4. Buna göre, yukarıda sözü edilen Anayasa Mahkemesinin 2014/6673 Başvuru No.lu, 25.07.2017 tarihli kararı nazara alındığında, 18.11.2009 tarihinden önce zamanaşımı süresi dolmuş bulunan eldeki dava yönünden, 4721 sayılı Kanun'un 1007 nci maddesini etkili hâle getiren Yargıtay Hukuk Genel Kurulunun 18.11.2009 tarihli kararından sonra davanın makul süre içinde açılması gerekmektedir. Eldeki dava 01.03.2013 tarihinde açılmış olup, tapu kayıtlarının aleniliği ve davacının tapuda alım ve tashih işlemleri yaptırdığı da dikkate alındığında, makul süre içinde açıldığının kabulü mümkün olmadığından ve davalı Hazine vekili süresinde zamanaşımı def'inde bulunduğundan ilk derece mahkemesince tazminat istemli davanın zamanaşımı nedeniyle reddine karar verilmesi hukuka aykırı bulunmamıştır.

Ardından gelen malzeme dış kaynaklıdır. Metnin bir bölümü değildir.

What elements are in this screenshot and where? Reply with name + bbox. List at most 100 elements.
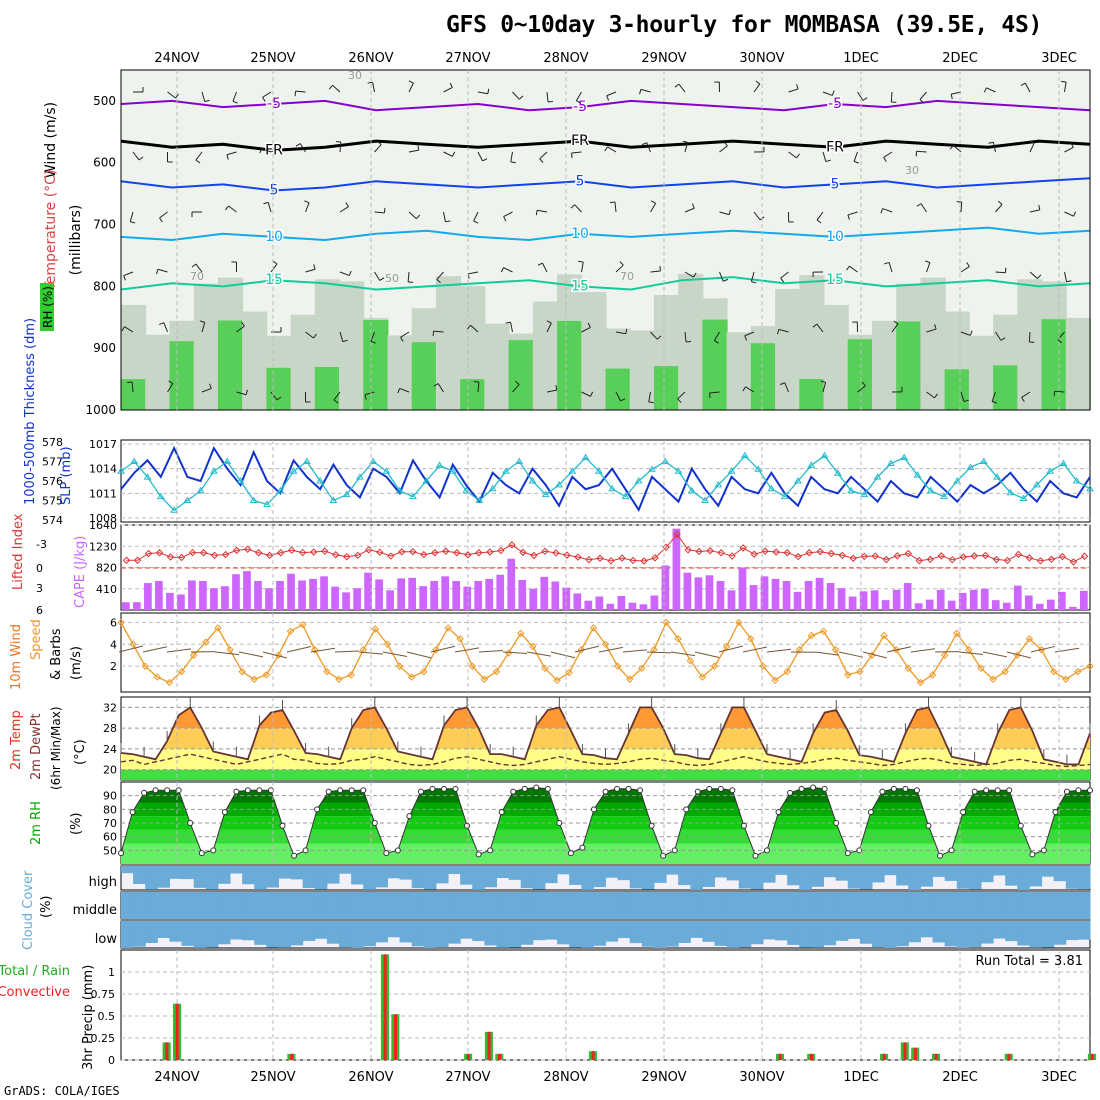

5. Temyizen incelenen karar, tarafların karşılıklı iddia ve savunmalarına, dayandıkları belgelere, uyuşmazlığa uygulanması gereken hukuk kuralları ile hukukî ilişkinin nitelendirilmesine, dava şartlarına, yargılama ve ispat kuralları ile kararda belirtilen gerekçelere göre usul ve kanuna uygun olup davacı vekilinin temyiz dilekçesinde ileri sürülen nedenler kararın bozulmasını gerektirecek nitelikte görülmemiştir.

VI. KARAR

Açıklanan sebeplerle;

Davacılar vekilinin yerinde görülmeyen tüm temyiz itirazlarının reddi ile usul ve kanuna uygun Bölge Adliye Mahkemesi kararının 6100 sayılı Kanun’un 370 inci maddesinin birinci fıkrası uyarınca ONANMASINA,

Davacılardan peşin alınan temyiz harcının Hazineye irat kaydedilmesine,

Dosyanın İlk Derece Mahkemesine, kararın bir örneğinin Bölge Adliye Mahkemesine gönderilmesine,

20.03.2023 tarihinde oy birliğiyle karar verildi.